Eduard Limonov, né en 1943, fut tour à tour icône de l’underground soviétique, activiste dans l’âme, raté flamboyant à New York et clochard qui alla tâter de la sodomie par des Noirs « pour savoir ce qu’il en était de la taille réelle de leur sexe » , puis écrivain fêté par les branchés à Paris, pris sous son aile par Jean-Edern Hallier au sein de la fumeuse équipe de l’Idiot international. A la fin des années 80, la glasnost lui fit reprendre contact avec sa patrie-mère livrée aux nouveaux capitalistes, ce qui le poussera à endosser la tenue d’un engagé volontaire aux côtés des Serbes dans les Balkans, et devenir le vieux chef charismatique du parti national-bolchévique radical qu’il créa dans le bordel post-communiste, dans un effrayant mélange des genres, de Céline à Mishima, et de Lénine à Jean-Marie Le Pen.

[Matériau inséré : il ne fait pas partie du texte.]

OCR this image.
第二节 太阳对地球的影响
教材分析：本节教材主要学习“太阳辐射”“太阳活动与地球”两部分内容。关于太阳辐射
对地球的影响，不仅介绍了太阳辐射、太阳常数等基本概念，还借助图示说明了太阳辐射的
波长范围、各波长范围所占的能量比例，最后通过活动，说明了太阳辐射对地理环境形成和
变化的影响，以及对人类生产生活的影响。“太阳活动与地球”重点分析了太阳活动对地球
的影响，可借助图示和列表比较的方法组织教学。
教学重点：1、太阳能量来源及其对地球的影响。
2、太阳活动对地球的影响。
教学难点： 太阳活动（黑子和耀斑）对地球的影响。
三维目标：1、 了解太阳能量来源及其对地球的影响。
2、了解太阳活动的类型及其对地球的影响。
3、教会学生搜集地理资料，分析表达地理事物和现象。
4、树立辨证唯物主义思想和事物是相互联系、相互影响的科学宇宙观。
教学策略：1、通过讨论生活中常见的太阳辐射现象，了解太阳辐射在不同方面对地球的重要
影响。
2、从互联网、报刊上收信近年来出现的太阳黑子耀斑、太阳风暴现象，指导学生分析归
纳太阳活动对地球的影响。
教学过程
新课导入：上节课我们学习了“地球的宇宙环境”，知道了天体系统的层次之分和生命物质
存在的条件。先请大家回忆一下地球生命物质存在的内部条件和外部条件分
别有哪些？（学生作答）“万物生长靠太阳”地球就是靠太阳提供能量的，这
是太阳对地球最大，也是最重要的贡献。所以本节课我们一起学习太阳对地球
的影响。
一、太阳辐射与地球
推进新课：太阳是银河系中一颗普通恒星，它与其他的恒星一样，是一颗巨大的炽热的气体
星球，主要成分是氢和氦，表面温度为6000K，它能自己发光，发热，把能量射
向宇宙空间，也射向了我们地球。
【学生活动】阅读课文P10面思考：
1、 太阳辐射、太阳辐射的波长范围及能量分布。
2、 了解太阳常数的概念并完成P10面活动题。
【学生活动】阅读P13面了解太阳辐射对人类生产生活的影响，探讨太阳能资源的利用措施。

Un type qui se rêvait révolutionnaire professionnel et technicien de la guérilla urbaine, et qui n’héritera que d’une marche à côté de l’Histoire, parfois barrée de quelques années derrière les barreaux. Face à l’outrance et au dégoût qu’il put inspirer, Limonov n’est pourtant pas réductible à ce simple tableau caricatural, quand il parvint également à imposer une plume froide et sans compromission sur sa vie, une trentaine de livres autobiographiques lui permettant de faire naître un véritable culte dans son pays.
« Il faut reconnaître une chose à ce fasciste : il n’aime et n’a jamais aimé que les minoritaires. Les maigres contre les gros, les pauvres contre les riches, les salauds assumés, qui sont rares, contre les vertueux qui sont légion, et si erratique que semble sa trajectoire, elle a une cohérence qui est de s’être toujours, absolument toujours, placé de leur côté » , écrit ainsi Carrère.
Ces livres, écrits avec son sexe dans une main et une grenade dégoupillée dans l’autre, Emmanuel Carrère les a lus. Dévorés, même. Dans le milieu russophile qui le vit naître libre du bon côté de la vie, mais également de la littérature, il a su en extirper l’immanquable fascination distillée, mais également une re-lecture de l’Histoire telle qu’elle nous parvint, mais que les ressentis radicaux de Limonov peuvent brouiller, sans insulter aucune intelligence.
La chute des Ceaucescu et la guerre des Balkans, la Tchétchénie et Gorbatchev, ou encore l’ascension de ce jeune Vladimir Poutine que les oligarches capitalistes préférèrent (en se trompant) à un nouveau mandat d’Eltsine : la lecture du roman de Carrère nous dispense de la concentration nécessaire devant un livre d’Histoire, que Limonov a accompagnée ou à laquelle il a participé, pour nous plonger dans l’agitation frénétique d’un 20ème siècle puissamment décrypté.
Que l’auteur ait éprouvé de l’empathie ou du dégoût devant ce long fil d’une vie pas comme les autres nous est proposé comme un arrière-plan, sans piliers pour nous imposer une attitude à tenir. Devant cette valse effrénée, il existe pourtant une certitude, déployée avec un souffle remarquable par Emmanuel Carrère : « Le romancier n’est ni historien ni prophète : il est explorateur de l’existence » , le rejoint Milan Kundera.
« C’est bizarre, quand même. Pourquoi est-ce que vous voulez écrire un livre sur moi ? »
Je suis pris de court, mais je réponds, sincèrement : parce qu’il a – ou parce qu’il a eu, je ne me rappelle plus le temps que j’ai employé – une vie passionnante. Une vie romanesque, dangereuse, une vie qui a pris le risque de se mêler à l’histoire.
Et là, il dit quelque chose qui me scie. Avec son petit rire sec, sans me regarder : « Une vie de merde, oui »».